Jean-Claude Juncker, le président de la Commission européenne, n’a pas fait un mea culpa, mais presque. «Si les Vingt-Huit Etats avaient mis en œuvre le Programme européen en matière de sécurité, ils n’en seraient pas là aujourd’hui», s’est-il indigné au lendemain des attentats terroristes qui ont fait 34 morts et plus de 200 blessés à Bruxelles. Lors d’un point de presse tenu après une rencontre avec le premier ministre français Manuel Valls, il a ajouté qu’il faut créer, en plus de l’Union économique et monétaire et l’union énergétique, une union pour la sécurité. «Les éléments constitutifs ont été adoptés par les Etats, a-t-il ajouté. Mais les Etats rechignent à les mettre en pratique.»

Après les attentats qui avaient frappé Charlie Hebdo et une épicerie casher à Paris début janvier 2015, les regards s’étaient tournés vers Bruxelles pour élaborer une riposte européenne contre le terrorisme.
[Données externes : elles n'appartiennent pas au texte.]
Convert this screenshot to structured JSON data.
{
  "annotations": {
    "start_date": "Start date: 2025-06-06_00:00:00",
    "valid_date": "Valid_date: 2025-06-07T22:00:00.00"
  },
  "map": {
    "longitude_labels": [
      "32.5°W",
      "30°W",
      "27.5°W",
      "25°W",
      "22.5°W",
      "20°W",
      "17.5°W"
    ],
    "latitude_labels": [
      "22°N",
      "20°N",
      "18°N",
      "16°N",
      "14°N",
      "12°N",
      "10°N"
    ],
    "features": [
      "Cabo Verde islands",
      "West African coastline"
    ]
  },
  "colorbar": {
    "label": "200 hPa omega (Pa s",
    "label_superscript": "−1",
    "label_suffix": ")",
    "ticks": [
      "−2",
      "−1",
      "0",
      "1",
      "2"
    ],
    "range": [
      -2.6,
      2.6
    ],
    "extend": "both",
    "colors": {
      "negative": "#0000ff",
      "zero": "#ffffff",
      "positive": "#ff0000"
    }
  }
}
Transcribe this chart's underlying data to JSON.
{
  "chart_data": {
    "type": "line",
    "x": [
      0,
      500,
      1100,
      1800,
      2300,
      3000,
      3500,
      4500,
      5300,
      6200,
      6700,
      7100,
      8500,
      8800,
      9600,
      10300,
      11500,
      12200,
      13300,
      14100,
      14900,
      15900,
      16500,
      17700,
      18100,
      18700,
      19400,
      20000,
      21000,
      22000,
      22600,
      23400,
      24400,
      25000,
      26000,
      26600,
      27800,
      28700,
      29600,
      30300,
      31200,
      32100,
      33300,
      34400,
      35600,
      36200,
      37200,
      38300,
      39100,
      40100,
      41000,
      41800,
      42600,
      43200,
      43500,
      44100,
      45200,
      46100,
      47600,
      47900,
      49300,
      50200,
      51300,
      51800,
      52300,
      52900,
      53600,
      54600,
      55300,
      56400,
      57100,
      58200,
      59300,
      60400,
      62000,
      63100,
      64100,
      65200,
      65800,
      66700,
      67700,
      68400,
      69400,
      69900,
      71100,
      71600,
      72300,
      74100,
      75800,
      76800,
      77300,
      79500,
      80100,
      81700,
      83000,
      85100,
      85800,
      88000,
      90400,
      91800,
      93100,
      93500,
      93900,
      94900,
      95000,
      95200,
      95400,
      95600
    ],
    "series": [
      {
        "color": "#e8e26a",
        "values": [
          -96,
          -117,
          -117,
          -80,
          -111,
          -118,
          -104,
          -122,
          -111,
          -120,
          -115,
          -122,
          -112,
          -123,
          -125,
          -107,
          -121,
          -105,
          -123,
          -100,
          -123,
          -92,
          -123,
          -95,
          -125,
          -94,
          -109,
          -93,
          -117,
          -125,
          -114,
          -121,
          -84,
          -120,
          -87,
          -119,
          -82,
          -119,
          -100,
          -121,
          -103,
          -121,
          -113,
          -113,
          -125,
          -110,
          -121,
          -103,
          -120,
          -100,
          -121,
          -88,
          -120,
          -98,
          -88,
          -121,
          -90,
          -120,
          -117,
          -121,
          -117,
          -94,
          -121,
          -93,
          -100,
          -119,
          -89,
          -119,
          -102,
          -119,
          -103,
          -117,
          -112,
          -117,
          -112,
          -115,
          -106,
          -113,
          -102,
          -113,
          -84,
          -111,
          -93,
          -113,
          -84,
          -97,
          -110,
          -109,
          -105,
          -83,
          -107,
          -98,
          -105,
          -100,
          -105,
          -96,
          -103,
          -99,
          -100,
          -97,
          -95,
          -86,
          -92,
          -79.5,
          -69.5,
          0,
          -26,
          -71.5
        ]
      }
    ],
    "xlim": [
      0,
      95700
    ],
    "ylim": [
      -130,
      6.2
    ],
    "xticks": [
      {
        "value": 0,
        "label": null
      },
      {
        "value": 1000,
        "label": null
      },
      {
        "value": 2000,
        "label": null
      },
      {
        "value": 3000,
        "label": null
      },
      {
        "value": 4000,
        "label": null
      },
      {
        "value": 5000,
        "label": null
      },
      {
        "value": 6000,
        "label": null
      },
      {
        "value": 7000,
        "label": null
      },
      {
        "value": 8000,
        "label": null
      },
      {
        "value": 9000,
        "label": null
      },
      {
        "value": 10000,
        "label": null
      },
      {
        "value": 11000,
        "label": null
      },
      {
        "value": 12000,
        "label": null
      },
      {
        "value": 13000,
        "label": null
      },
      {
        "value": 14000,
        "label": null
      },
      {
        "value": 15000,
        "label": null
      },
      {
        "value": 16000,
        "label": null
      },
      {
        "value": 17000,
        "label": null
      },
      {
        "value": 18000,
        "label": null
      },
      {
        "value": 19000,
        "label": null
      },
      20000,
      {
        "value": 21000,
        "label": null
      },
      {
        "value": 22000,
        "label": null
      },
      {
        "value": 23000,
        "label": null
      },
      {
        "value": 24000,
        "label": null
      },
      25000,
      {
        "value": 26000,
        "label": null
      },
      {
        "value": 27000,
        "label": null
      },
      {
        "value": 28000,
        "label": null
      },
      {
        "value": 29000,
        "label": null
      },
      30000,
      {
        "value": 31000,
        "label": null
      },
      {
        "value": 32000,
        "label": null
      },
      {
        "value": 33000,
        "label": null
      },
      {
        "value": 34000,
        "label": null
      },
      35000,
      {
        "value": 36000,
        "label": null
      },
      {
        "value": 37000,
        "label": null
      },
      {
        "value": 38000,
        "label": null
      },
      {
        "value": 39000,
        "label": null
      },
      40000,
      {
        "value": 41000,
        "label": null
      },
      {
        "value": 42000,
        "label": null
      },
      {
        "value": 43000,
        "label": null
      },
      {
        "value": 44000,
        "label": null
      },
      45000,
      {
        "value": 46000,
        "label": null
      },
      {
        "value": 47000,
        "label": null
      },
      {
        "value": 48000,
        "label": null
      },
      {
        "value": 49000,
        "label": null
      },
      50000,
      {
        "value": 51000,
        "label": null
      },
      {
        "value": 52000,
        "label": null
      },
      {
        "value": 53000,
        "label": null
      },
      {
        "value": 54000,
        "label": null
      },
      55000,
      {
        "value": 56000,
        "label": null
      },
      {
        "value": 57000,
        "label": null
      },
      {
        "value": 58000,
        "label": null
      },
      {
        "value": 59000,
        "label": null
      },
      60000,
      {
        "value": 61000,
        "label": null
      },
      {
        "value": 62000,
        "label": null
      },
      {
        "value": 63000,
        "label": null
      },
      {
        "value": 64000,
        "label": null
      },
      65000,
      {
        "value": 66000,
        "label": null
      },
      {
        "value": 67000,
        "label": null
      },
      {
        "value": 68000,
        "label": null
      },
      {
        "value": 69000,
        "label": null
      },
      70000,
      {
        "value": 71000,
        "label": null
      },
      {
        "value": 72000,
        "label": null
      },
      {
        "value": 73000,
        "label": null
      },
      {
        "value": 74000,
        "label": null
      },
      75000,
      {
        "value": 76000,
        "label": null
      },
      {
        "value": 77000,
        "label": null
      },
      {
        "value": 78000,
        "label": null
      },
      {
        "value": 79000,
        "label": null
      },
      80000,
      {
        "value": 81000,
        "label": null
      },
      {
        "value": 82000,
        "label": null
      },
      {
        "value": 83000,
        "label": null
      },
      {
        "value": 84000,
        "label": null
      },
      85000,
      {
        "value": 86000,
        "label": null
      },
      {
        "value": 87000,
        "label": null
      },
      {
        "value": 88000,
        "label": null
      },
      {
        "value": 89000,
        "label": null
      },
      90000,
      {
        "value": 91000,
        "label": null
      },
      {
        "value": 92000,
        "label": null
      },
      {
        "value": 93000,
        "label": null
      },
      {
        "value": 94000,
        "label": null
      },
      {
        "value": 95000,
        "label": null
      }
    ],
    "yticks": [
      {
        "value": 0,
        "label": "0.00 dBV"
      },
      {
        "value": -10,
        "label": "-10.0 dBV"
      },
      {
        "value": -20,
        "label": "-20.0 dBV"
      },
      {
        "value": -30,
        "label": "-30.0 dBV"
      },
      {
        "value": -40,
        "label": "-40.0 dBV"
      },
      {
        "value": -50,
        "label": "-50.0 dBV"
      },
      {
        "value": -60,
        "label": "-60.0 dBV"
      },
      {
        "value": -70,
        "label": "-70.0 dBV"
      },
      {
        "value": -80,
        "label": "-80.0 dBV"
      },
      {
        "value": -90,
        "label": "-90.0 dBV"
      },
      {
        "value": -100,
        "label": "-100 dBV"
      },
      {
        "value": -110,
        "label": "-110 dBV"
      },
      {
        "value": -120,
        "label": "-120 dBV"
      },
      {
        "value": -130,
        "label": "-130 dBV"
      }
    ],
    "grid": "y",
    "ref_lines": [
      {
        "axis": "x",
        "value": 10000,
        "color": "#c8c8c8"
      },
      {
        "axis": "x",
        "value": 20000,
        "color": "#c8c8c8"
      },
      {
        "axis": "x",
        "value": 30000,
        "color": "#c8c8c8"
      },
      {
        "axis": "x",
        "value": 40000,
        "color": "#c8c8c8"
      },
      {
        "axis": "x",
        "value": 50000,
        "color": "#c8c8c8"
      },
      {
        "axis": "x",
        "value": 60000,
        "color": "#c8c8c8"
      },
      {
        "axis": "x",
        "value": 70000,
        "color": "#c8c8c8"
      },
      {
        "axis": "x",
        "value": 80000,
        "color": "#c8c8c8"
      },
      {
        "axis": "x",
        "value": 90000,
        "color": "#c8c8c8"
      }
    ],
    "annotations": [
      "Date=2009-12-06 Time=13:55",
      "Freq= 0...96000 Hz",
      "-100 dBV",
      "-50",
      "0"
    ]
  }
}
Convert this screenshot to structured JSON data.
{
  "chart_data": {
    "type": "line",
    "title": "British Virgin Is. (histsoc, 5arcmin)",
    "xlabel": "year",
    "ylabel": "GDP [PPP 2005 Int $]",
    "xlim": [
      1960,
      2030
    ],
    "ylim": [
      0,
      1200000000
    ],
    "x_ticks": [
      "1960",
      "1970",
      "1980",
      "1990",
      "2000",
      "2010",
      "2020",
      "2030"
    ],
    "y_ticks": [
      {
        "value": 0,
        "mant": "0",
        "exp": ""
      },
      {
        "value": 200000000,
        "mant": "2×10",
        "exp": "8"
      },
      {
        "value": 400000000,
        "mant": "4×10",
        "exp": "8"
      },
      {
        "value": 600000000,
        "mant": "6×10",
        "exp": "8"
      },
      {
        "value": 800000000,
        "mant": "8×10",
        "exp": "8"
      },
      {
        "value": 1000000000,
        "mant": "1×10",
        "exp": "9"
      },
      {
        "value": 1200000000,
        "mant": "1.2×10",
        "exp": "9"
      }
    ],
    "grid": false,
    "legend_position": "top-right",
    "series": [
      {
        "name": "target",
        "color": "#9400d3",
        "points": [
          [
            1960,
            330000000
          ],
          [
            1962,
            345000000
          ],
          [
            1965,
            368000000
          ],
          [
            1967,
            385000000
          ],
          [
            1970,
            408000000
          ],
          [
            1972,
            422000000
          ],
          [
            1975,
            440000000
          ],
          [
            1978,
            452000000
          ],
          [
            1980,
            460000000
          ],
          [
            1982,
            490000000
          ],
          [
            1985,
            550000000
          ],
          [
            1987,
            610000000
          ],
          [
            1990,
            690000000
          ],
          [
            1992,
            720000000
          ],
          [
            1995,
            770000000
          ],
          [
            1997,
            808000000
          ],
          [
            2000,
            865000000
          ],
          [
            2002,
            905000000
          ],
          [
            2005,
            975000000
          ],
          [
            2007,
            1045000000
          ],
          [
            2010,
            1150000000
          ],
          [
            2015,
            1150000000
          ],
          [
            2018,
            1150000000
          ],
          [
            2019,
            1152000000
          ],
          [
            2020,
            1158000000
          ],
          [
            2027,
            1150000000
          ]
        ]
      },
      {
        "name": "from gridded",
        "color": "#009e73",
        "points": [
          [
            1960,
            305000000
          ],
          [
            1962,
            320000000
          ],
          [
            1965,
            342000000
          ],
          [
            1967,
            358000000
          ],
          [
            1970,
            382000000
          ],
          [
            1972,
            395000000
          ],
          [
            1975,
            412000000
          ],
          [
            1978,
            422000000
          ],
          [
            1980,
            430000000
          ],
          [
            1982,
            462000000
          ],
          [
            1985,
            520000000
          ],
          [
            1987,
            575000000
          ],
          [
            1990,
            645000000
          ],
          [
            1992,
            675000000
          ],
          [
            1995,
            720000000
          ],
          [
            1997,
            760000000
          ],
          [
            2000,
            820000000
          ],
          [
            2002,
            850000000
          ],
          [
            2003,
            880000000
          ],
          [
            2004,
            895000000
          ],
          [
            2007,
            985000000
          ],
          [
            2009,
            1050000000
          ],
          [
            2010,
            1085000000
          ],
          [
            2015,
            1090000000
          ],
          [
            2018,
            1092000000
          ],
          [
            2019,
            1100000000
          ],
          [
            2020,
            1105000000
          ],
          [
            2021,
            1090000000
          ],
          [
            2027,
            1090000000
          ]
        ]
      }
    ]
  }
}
Tout en reconnaissant que la sécurité est l’affaire des différents Etats, la Commission avait présenté en avril un «Programme européen en matière de sécurité». Parmi les points forts: un meilleur partage des informations, un renforcement de la coopération entre les autorités policières, la protection des frontières extérieures de l’espace Schengen et la mise en place du système européen de dossiers passagers, plus connu sous son acronyme anglais Passenger Name record (PNR). Ces derniers mois, la Commission a ajouté la lutte contre le financement du terrorisme ainsi que la lutte contre le trafic d’armes à son agenda.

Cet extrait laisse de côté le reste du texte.